The part about being able to detect the general presence of the Klingon ship, but not track it with any precision, is plausible to me. For a 21st century example, our efforts to learn more about cosmic rays are stymied considerably by the fact they're deflected by magnetic fields all through the galaxy: we can detect them very easily, but not connect them to any particular source.

I think any form of energy or process that's detectable, but not easily focusable or collimatable, will be like that. In our time that includes neutrinos, gravity waves, and very high or low frequency photons at least. Who knows what their century has that would make the Klingon ship vaguely noticeable like that?

As far as I can tell, the only regular ST character ever shown studying for a promotion was Wesley Crusher.
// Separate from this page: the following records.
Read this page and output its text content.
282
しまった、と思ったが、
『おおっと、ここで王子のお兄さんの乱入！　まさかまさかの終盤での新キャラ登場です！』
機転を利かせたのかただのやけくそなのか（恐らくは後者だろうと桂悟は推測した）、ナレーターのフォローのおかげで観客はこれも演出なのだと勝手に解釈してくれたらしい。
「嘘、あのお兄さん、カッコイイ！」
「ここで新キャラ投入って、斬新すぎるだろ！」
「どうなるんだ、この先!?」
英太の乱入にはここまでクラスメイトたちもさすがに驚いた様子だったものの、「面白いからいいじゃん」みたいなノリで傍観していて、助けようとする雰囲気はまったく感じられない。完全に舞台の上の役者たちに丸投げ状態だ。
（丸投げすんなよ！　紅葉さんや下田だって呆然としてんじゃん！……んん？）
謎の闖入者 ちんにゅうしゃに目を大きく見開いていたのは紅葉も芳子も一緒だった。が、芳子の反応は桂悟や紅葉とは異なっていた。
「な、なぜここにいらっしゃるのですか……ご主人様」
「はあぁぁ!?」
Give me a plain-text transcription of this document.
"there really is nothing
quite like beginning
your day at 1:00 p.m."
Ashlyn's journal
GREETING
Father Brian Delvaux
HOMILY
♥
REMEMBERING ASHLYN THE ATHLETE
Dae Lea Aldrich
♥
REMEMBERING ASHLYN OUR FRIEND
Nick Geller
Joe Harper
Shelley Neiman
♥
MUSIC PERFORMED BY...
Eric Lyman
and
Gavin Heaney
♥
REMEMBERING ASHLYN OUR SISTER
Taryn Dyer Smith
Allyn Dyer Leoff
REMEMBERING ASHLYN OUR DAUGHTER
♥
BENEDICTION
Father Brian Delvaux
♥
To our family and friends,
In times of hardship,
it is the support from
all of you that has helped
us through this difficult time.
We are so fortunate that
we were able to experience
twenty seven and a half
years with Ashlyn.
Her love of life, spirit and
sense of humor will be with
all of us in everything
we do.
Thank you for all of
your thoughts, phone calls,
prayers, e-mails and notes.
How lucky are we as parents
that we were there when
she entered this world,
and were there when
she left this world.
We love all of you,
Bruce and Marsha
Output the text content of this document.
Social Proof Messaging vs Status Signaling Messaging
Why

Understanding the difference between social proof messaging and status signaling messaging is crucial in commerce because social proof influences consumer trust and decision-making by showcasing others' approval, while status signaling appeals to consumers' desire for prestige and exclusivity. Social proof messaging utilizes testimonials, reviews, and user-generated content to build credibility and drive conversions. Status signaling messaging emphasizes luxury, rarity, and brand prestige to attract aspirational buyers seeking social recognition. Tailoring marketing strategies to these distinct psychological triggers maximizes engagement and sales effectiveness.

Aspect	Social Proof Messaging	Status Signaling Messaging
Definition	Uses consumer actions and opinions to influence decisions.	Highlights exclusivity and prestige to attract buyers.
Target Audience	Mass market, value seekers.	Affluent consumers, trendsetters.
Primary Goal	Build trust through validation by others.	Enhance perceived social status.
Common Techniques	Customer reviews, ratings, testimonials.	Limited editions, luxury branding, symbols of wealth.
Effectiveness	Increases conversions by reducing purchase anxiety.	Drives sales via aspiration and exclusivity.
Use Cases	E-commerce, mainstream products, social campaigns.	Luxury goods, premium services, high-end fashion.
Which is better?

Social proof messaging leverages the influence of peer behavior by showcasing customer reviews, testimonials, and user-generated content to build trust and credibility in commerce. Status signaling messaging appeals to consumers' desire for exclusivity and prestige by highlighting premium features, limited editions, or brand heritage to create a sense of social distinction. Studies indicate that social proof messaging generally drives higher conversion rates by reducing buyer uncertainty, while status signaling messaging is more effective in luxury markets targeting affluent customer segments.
Counselor Troi was studying for some sort of "bridge officer's test". Passing it led to her promotion to Commander.
posted by traveler_ at 10:24 PM on November 20 [3 favorites]


My theory, which I’m sure is elsewhere too: Lorca is saving Burnham for use in the Mirror Universe - to change the sequence of events that started the war, thus saving his original crew and preventing the war.
posted by olinerd at 3:28 PM on November 21


Meanwhile, mirror-universe Pahvo is transmitting a continuous loop of All Along the Watchtower for reasons that will never be explained.